Question
Steve Pisani · Aug 31, 2017

iKnow Disk space requirements

Hi, 

Has anyone ever estimated the amount of disk space consumed by the iKnow indexing process ?  I know this will be a rough estimate, but, I imagine that for sizing purposes, that would be enough.

The language the unstructured text is in is English.

thanks in advance - 

Steve

0
0 246
Discussion (4)1
Log in or sign up to continue

iKnow or iFind?

If iFind, then what index?

It depends on your corpus, and diversity of concepts encountered there.

I have 1:1 as corpus size:index size as a baseline, but it all depends on many factors.

Thanks Benjamin - that's exactly what I was after.

Hi Steve,

hadn't seen this question until just now, but I have to admit we're a bit storage-hungry with iKnow. If you generate the default full set of indices, for a moderately-sized domain you'll need up to 25x the original dataset size measured as raw text to fit everything. This can drop to half that size (12x) if you forsake all non-essential indices, but that will prevent a number of queries from running smoothly or, in some cases, disable them completely.

For iFind, the numbers are dependent on the type of index. Count on factors 2x, 7x and 15x for Basic, Semantic and Analytic indices, respectively. Of course there's a difference in functionality between all these options and it's best to start from a set of functional requirements and then look at which particular approach covers those.

These numbers are somewhat conservative maximums and, as Eduard already suggested, you may see different (lower) numbers depending on the nature of your data. A more detailed sizing guide is available on request.

Thanks,
benjamin

Hi Steve,

It also depends if you are indexing all the sources at once or a bunch per day  : typically, a batch load will grow your database, and will leave it 50% empty at the end, after deleting  temporary storage.

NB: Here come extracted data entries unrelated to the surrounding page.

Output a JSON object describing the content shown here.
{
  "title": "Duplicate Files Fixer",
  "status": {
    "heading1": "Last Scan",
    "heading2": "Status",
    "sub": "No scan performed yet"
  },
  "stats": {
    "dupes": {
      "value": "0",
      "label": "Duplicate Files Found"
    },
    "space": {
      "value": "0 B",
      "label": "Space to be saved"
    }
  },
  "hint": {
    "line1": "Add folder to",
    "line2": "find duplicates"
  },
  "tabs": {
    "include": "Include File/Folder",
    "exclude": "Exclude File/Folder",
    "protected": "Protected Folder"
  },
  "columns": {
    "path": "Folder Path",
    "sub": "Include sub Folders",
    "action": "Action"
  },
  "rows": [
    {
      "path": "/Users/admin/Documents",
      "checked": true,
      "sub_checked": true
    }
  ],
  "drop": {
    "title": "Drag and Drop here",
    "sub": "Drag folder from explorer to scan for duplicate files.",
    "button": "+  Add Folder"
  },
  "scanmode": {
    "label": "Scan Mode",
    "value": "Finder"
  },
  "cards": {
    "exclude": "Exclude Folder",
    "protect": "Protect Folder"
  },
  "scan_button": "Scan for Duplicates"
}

This is not a problem if you load new sources regularly, since this empty space will be used the next time.

If these temporary iKnow globals are mapped to cachetemp, dont forget to take this needed disk space into account as well, even if it will be released after restart. (especially since cachetemp is by default installed on the same drive as Caché, and could have less free disk space as other drives where you put your databases)